Fig. Qui est sans indépendance.
Des esprits serfs
, Voltaire, Dial. XXIV, 9.Serf arbitre, se dit, par opposition à libre arbitre, de la volonté déterminée par l'ordre de Dieu ou par l'ordre des choses. Luther a écrit un livre sur le serf arbitre.
HISTORIQUE
XIe s. Pur le franc home dix solz, et pur le serf vingt solz
, Lois de Guill. 8. À une estache l'unt ataché cil serf
, Ch. de Rol CCLXXII.
XIIe s. Vendre [elle] me puet [peut] ou doner ; Ses sers sui sans racheter
, Couci, p. 123. Encor ne vous a pas Charles à sers conquis
, Sax. XXVI. Ydunc s'en sunt parti li serf d'iniquité
, Th. le mart. 151.
XIIIe s. Alixandres evesques, siers des siers de Dieu, à nos chiers fieux Lambert et les freres malades de Douai
, Tailliar, Recueil, p. 500. Margiste vostre serve avec vous laisserai
, Berte, VII. Il sont appelé serf, porceque li empereur comanderent que li chaitif fussent vendu et ne fussent pas ocis ; et einsi estoient il gardé
, Digeste, f° 7. Briefment tant est chetis et nices, Qu'il est sers à trestous les vices
, la Rose, 19436. Vous volés que j'oneure et serve Ceste gent qui est fausse et serve
, ib. 7838. Tant sunt d'avarice lié… Qu'il sunt tuit serf à lor deniers
, ib. 5177. Se li sires qui le poursuit par ourine [origine] provoit que le [la] mere de se [sa] mere fust se [sa] serve
, Beaumanoir, XLV, 13. Lequel Humbert, en eschange de ce, baille audit chapitre tous les hommes et les femmes que lui et sa femme havoient à Egligny, sers et serves de chefs et de corps, avec la progeniée et la sigance de tous les hommes et de toutes les femmes
, Du Cange, servus.
XIVe s.

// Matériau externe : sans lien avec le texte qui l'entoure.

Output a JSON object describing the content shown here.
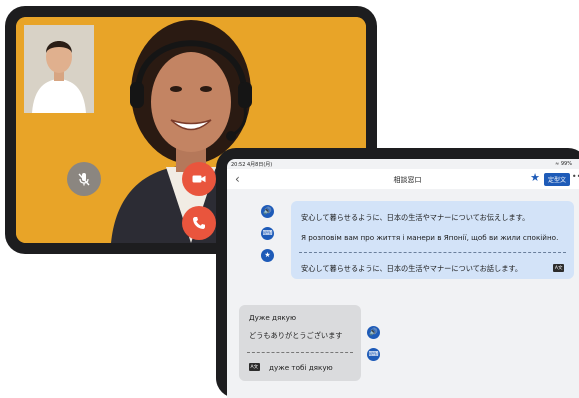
{
  "caller_tablet": {
    "controls": {
      "mute_icon": "mic-off-icon",
      "camera_icon": "video-camera-icon",
      "end_call_icon": "phone-icon"
    },
    "colors": {
      "background": "#e8a428",
      "end_call": "#e9553d",
      "mute": "#8b8680"
    }
  },
  "translator_tablet": {
    "status_bar": {
      "time": "20:52 4月8日(月)",
      "battery": "≈ 99%"
    },
    "header": {
      "back_icon": "chevron-left-icon",
      "title": "相談窓口",
      "favorite_icon": "star-icon",
      "badge": "定型文",
      "more": "•••"
    },
    "messages": [
      {
        "side": "right",
        "original": "安心して暮らせるように、日本の生活やマナーについてお伝えします。",
        "translation": "Я розповім вам про життя і манери в Японії, щоб ви жили спокійно.",
        "back_translation": "安心して暮らせるように、日本の生活やマナーについてお話します。",
        "tag": "A文",
        "icons": [
          "speaker-icon",
          "keyboard-icon",
          "star-icon"
        ]
      },
      {
        "side": "left",
        "original": "Дуже дякую",
        "translation": "どうもありがとうございます",
        "back_translation": "дуже тобі дякую",
        "tag": "A文",
        "icons": [
          "speaker-icon",
          "keyboard-icon"
        ]
      }
    ],
    "colors": {
      "accent": "#1e5bb8",
      "bubble_right": "#d3e3f8",
      "bubble_left": "#dadbdd"
    }
  }
}
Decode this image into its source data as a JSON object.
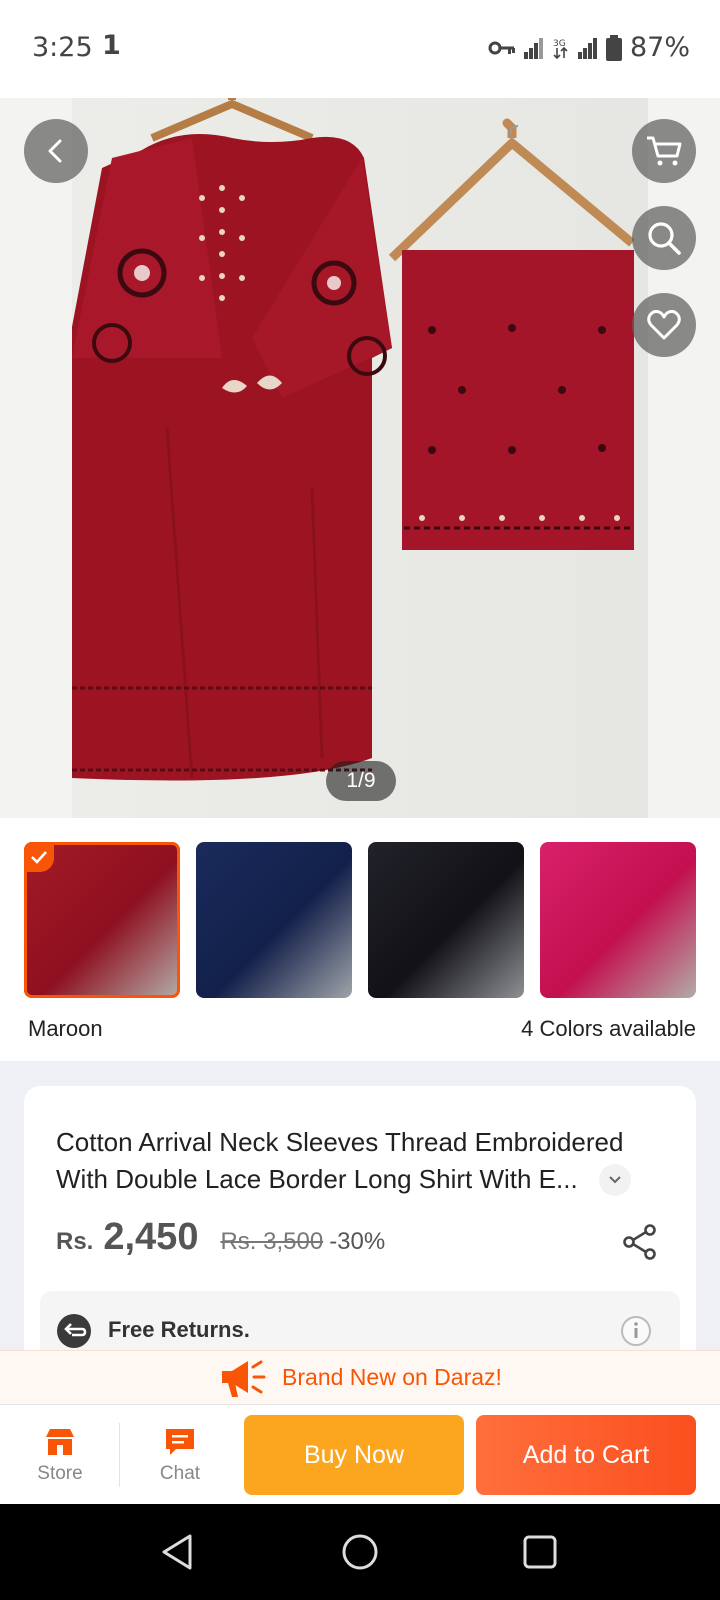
{
  "status_bar": {
    "time": "3:25",
    "notification": "1",
    "network": "3G",
    "battery": "87%"
  },
  "gallery": {
    "pager": "1/9",
    "current_image": "maroon embroidered long shirt with trousers on hanger"
  },
  "variants": {
    "selected_color": "Maroon",
    "available": "4 Colors available",
    "swatches": [
      {
        "name": "Maroon",
        "color": "#9b1422",
        "selected": true
      },
      {
        "name": "Navy",
        "color": "#14214b",
        "selected": false
      },
      {
        "name": "Black",
        "color": "#15151c",
        "selected": false
      },
      {
        "name": "Pink",
        "color": "#d1135e",
        "selected": false
      }
    ]
  },
  "product": {
    "title": "Cotton Arrival Neck Sleeves Thread Embroidered With Double Lace Border Long Shirt With E...",
    "currency": "Rs.",
    "price": "2,450",
    "original_price": "Rs. 3,500",
    "discount": "-30%",
    "returns": "Free Returns."
  },
  "banner": {
    "text": "Brand New on Daraz!"
  },
  "actions": {
    "store": "Store",
    "chat": "Chat",
    "buy_now": "Buy Now",
    "add_to_cart": "Add to Cart"
  },
  "theme": {
    "accent": "#f85606",
    "buy_now": "#fca61f"
  }
}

Qui de son serf fait son seigneur, ses ennemis monteplie
, Machaut, p. 136. On dit communement que qui essauce son serf, il en fait son ennemy
, Ménagier, I, 5.
XVe s. Au commencement du monde n'avoient esté nuls serfs
, Froissart, II, II, 106. Nous sommes appelés serfs et battus, se nous ne faisons presentement leur service [des nobles]
, Froissart, II, II, 106. Si vous me voulez faire ce que vous promettez par vostre courtoisie, je demeurerai vostre serve à tous jours [la reine Isabelle remerciant Jean de Hainaut]
, Froissart, I, I, 14. Je voy seigneurie descendre Es sers par science affranchis ; Je voy les povres enrichis, Et les riches nobles tout perdre, Pour ce qu'ilz ne veulent aerdre Leurs cuers à apprendre science
, Deschamps, Miroir de mariage, p. 114. …Chevance et aveir ne sont que assessoires et serves à vertu et comme chamberieres
, Chartier, Quadrilogue invectif.
XVIe s. [Une dame] …pour le nom d'amant que merite ma paine, Du seul tiltre de serf ne me daigne honorer
, Desportes, Imitation de la complainte de Bradamande. [Dieu,] La flamme, l'air, la terre et l'onde Sont serfs de ton commandement
, Desportes, Œuv. chrest. XVIII, ode. Et faudra que nostre nation, qui s'est tant faite renommer par vray vaillance, se voye serve de celles qui lui ont autrefois obéi
, Lanoue, 203.
ÉTYMOLOGIE
Provenç. serf, ser ; espagn. siervo ; du lat. servus, esclave. Les jurisconsultes latins (Dig. de statu hominum, II, 5) ont rattaché servus à servare, comme étant l'homme pris à la guerre, conservé et non tué ; des étymologistes modernes se sont aussi rangés à cet avis ; mais il est évident que servire est le dénominatif de servus (voy. donc SERVIR).